Australia's deputy Prime Minister Barnaby Joyce has lashed out at Australia Day protesters, telling them to "crawl under a rock and hide". His comments come in response to country-wide Invasion Day protests to change the date of national day.

"[I'm] just sick of these people who... want to make us feel guilty about it," Joyce told Sydney radio station 2GB. "They don't like Christmas, they don't like Australia Day, they're just miserable gutted people, and I wish they'd crawl under a rock and hide for a little bit. This is Australia Day, and if you don't like it, I don't know mate, go to work. Do something else."

National day is celebrated on 26 January to mark the arrival of the first British convict fleet in 1788. However, protesters do not feel it worth celebrating and argue that it marks the start of the dispossession of Indigenous people. They have been calling it "Invasion Day" instead.

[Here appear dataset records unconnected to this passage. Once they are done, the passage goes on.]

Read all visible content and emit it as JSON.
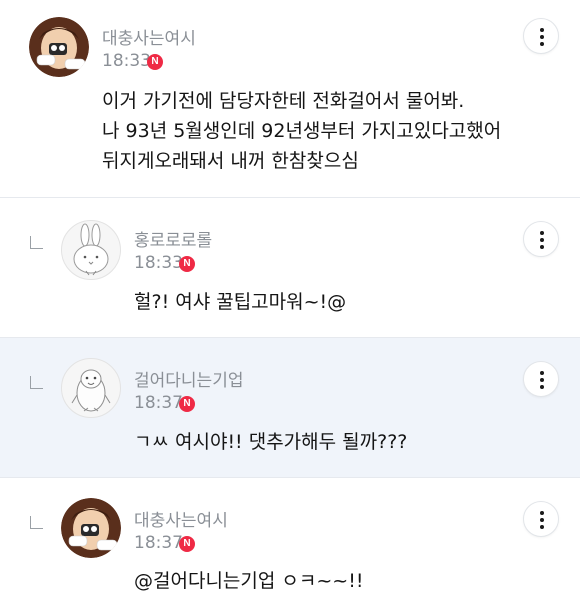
{
  "comments": [
    {
      "author": "대충사는여시",
      "time": "18:33",
      "badge": "N",
      "text": "이거 가기전에 담당자한테 전화걸어서 물어봐.\n나 93년 5월생인데 92년생부터 가지고있다고했어\n뒤지게오래돼서 내꺼 한참찾으심",
      "avatar": "cartoon-woman-avatar",
      "is_reply": false
    },
    {
      "author": "홍로로로롤",
      "time": "18:33",
      "badge": "N",
      "text": "헐?! 여샤 꿀팁고마워~!@",
      "avatar": "bunny-avatar",
      "is_reply": true
    },
    {
      "author": "걸어다니는기업",
      "time": "18:37",
      "badge": "N",
      "text": "ㄱㅆ 여시야!! 댓추가해두 될까???",
      "avatar": "penguin-avatar",
      "is_reply": true
    },
    {
      "author": "대충사는여시",
      "time": "18:37",
      "badge": "N",
      "text": "@걸어다니는기업 ㅇㅋ~~!!",
      "avatar": "cartoon-woman-avatar",
      "is_reply": true
    }
  ],
  "colors": {
    "badge": "#ef2a45",
    "highlight_bg": "#f0f4fa",
    "meta_text": "#8a8f96",
    "divider": "#e6e9ee"
  },
  "icons": {
    "more": "more-vertical-icon",
    "new": "new-badge-icon",
    "reply": "reply-arrow-icon"
  }
}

Former Howard and Abbott government minister Ian MacFarlane is one of the key political figures who are in support of changing the date of Australia Day.

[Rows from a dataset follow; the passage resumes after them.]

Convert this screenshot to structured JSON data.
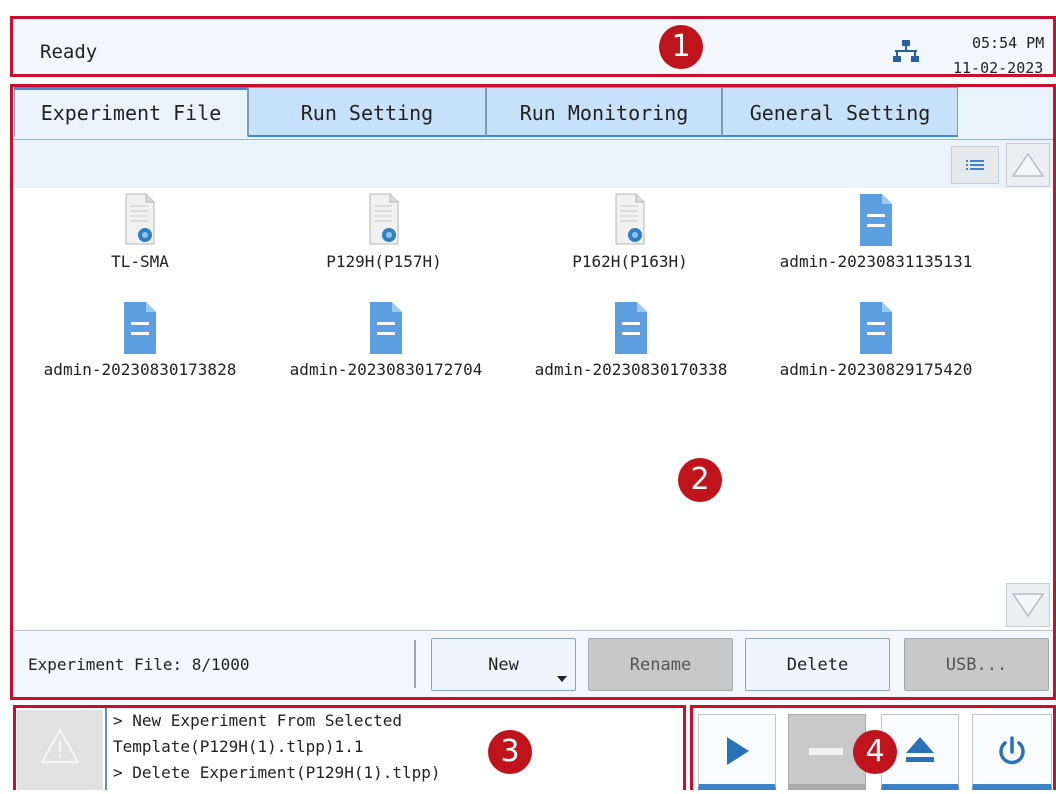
{
  "status_bar": {
    "status_text": "Ready",
    "network_icon": "network-icon",
    "time": "05:54 PM",
    "date": "11-02-2023"
  },
  "tabs": [
    {
      "label": "Experiment File",
      "active": true
    },
    {
      "label": "Run Setting",
      "active": false
    },
    {
      "label": "Run Monitoring",
      "active": false
    },
    {
      "label": "General Setting",
      "active": false
    }
  ],
  "files": [
    {
      "name": "TL-SMA",
      "icon": "template-file-icon"
    },
    {
      "name": "P129H(P157H)",
      "icon": "template-file-icon"
    },
    {
      "name": "P162H(P163H)",
      "icon": "template-file-icon"
    },
    {
      "name": "admin-20230831135131",
      "icon": "document-icon"
    },
    {
      "name": "admin-20230830173828",
      "icon": "document-icon"
    },
    {
      "name": "admin-20230830172704",
      "icon": "document-icon"
    },
    {
      "name": "admin-20230830170338",
      "icon": "document-icon"
    },
    {
      "name": "admin-20230829175420",
      "icon": "document-icon"
    }
  ],
  "footer": {
    "file_count": "Experiment File: 8/1000",
    "new_label": "New",
    "rename_label": "Rename",
    "delete_label": "Delete",
    "usb_label": "USB..."
  },
  "messages": [
    "> New Experiment From Selected",
    "Template(P129H(1).tlpp)1.1",
    "> Delete Experiment(P129H(1).tlpp)"
  ],
  "controls": [
    {
      "icon": "play-icon",
      "enabled": true
    },
    {
      "icon": "stop-icon",
      "enabled": false
    },
    {
      "icon": "eject-icon",
      "enabled": true
    },
    {
      "icon": "power-icon",
      "enabled": true
    }
  ],
  "callouts": [
    "1",
    "2",
    "3",
    "4"
  ],
  "colors": {
    "accent": "#3d82c6",
    "tab_bg": "#c7e2f8",
    "callout": "#c0141c"
  }
}
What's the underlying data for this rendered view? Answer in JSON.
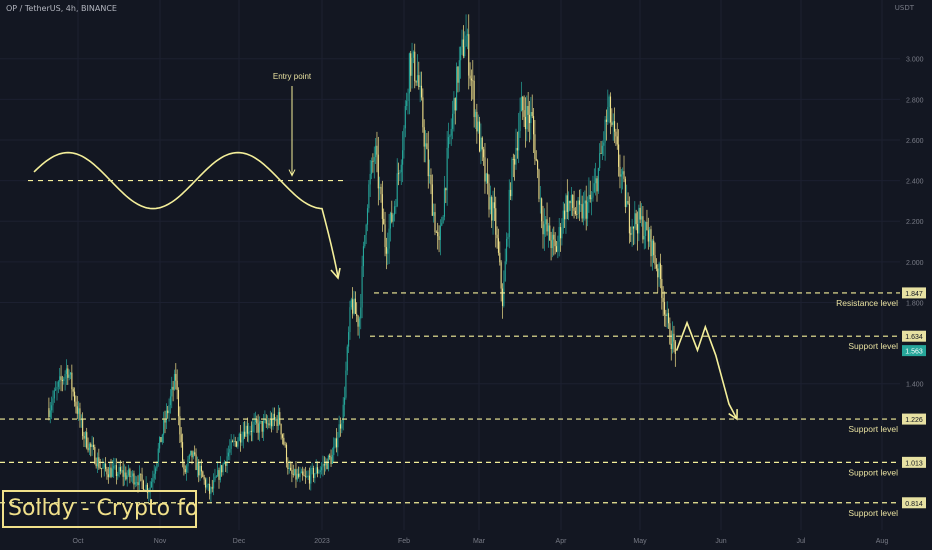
{
  "header": {
    "ticker": "OP / TetherUS, 4h, BINANCE",
    "unit": "USDT"
  },
  "watermark": "Solldy - Crypto for U",
  "chart_data": {
    "type": "candlestick",
    "symbol": "OP / TetherUS",
    "interval": "4h",
    "exchange": "BINANCE",
    "x_ticks": [
      "Oct",
      "Nov",
      "Dec",
      "2023",
      "Feb",
      "Mar",
      "Apr",
      "May",
      "Jun",
      "Jul",
      "Aug"
    ],
    "y_ticks": [
      "3.000",
      "2.800",
      "2.600",
      "2.400",
      "2.200",
      "2.000",
      "1.800",
      "1.400"
    ],
    "ylim": [
      0.68,
      3.22
    ],
    "price_path": [
      [
        "Sep 20",
        1.28
      ],
      [
        "Sep 27",
        1.48
      ],
      [
        "Oct 3",
        1.15
      ],
      [
        "Oct 10",
        0.98
      ],
      [
        "Oct 17",
        0.96
      ],
      [
        "Oct 24",
        0.93
      ],
      [
        "Oct 28",
        0.88
      ],
      [
        "Nov 3",
        1.22
      ],
      [
        "Nov 7",
        1.43
      ],
      [
        "Nov 10",
        0.95
      ],
      [
        "Nov 13",
        1.05
      ],
      [
        "Nov 20",
        0.86
      ],
      [
        "Nov 27",
        1.06
      ],
      [
        "Dec 3",
        1.18
      ],
      [
        "Dec 10",
        1.19
      ],
      [
        "Dec 16",
        1.23
      ],
      [
        "Dec 20",
        0.95
      ],
      [
        "Dec 26",
        0.93
      ],
      [
        "Jan 1",
        0.99
      ],
      [
        "Jan 5",
        1.04
      ],
      [
        "Jan 9",
        1.27
      ],
      [
        "Jan 12",
        1.8
      ],
      [
        "Jan 15",
        1.7
      ],
      [
        "Jan 18",
        2.3
      ],
      [
        "Jan 21",
        2.55
      ],
      [
        "Jan 25",
        2.08
      ],
      [
        "Jan 28",
        2.25
      ],
      [
        "Feb 1",
        2.65
      ],
      [
        "Feb 3",
        3.0
      ],
      [
        "Feb 6",
        2.92
      ],
      [
        "Feb 10",
        2.45
      ],
      [
        "Feb 14",
        2.05
      ],
      [
        "Feb 17",
        2.48
      ],
      [
        "Feb 21",
        2.92
      ],
      [
        "Feb 24",
        3.12
      ],
      [
        "Feb 28",
        2.7
      ],
      [
        "Mar 4",
        2.35
      ],
      [
        "Mar 7",
        2.2
      ],
      [
        "Mar 10",
        1.8
      ],
      [
        "Mar 13",
        2.4
      ],
      [
        "Mar 17",
        2.75
      ],
      [
        "Mar 21",
        2.7
      ],
      [
        "Mar 25",
        2.2
      ],
      [
        "Mar 30",
        2.05
      ],
      [
        "Apr 3",
        2.3
      ],
      [
        "Apr 8",
        2.23
      ],
      [
        "Apr 13",
        2.31
      ],
      [
        "Apr 16",
        2.5
      ],
      [
        "Apr 19",
        2.76
      ],
      [
        "Apr 23",
        2.48
      ],
      [
        "Apr 27",
        2.2
      ],
      [
        "May 1",
        2.2
      ],
      [
        "May 5",
        2.1
      ],
      [
        "May 9",
        1.9
      ],
      [
        "May 12",
        1.65
      ],
      [
        "May 15",
        1.563
      ]
    ],
    "current_price": 1.563,
    "levels": [
      {
        "value": 1.847,
        "tag": "1.847",
        "label": "Resistance level"
      },
      {
        "value": 1.634,
        "tag": "1.634",
        "label": "Support level"
      },
      {
        "value": 1.226,
        "tag": "1.226",
        "label": "Support level"
      },
      {
        "value": 1.013,
        "tag": "1.013",
        "label": "Support level"
      },
      {
        "value": 0.814,
        "tag": "0.814",
        "label": "Support level"
      }
    ],
    "current_tag": "1.563",
    "entry_level": 2.4,
    "annotation": "Entry point",
    "projection": [
      [
        "May 15",
        1.563
      ],
      [
        "May 19",
        1.7
      ],
      [
        "May 23",
        1.565
      ],
      [
        "May 26",
        1.68
      ],
      [
        "May 30",
        1.54
      ],
      [
        "Jun 4",
        1.3
      ],
      [
        "Jun 7",
        1.226
      ]
    ],
    "grid": "on"
  },
  "colors": {
    "background": "#131722",
    "up": "#26a69a",
    "down": "#f0e08a",
    "line": "#f4ef9a",
    "label": "#e8e1a0",
    "tag": "#e7e1a2",
    "current_tag": "#26a69a",
    "axis_text": "#787b86"
  }
}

"I had a bit of a thought about what it would've been like if we were in the United Kingdom and I was being asked to celebrate on the day the Vikings raped and pillaged Arrochar, my father's homeland; or the day my mother's forebears were cut in half by English grapeshot at Culloden and then hunted down with their families and murdered," he said.

The West Australian city of Fremantle has decided to cancel Australia Day celebrations and will instead hold a "culturally inclusive" event on 28 January. "What we're doing is coming up with something that is actually more Australian," the city's Mayor Brad Pettit told ABC.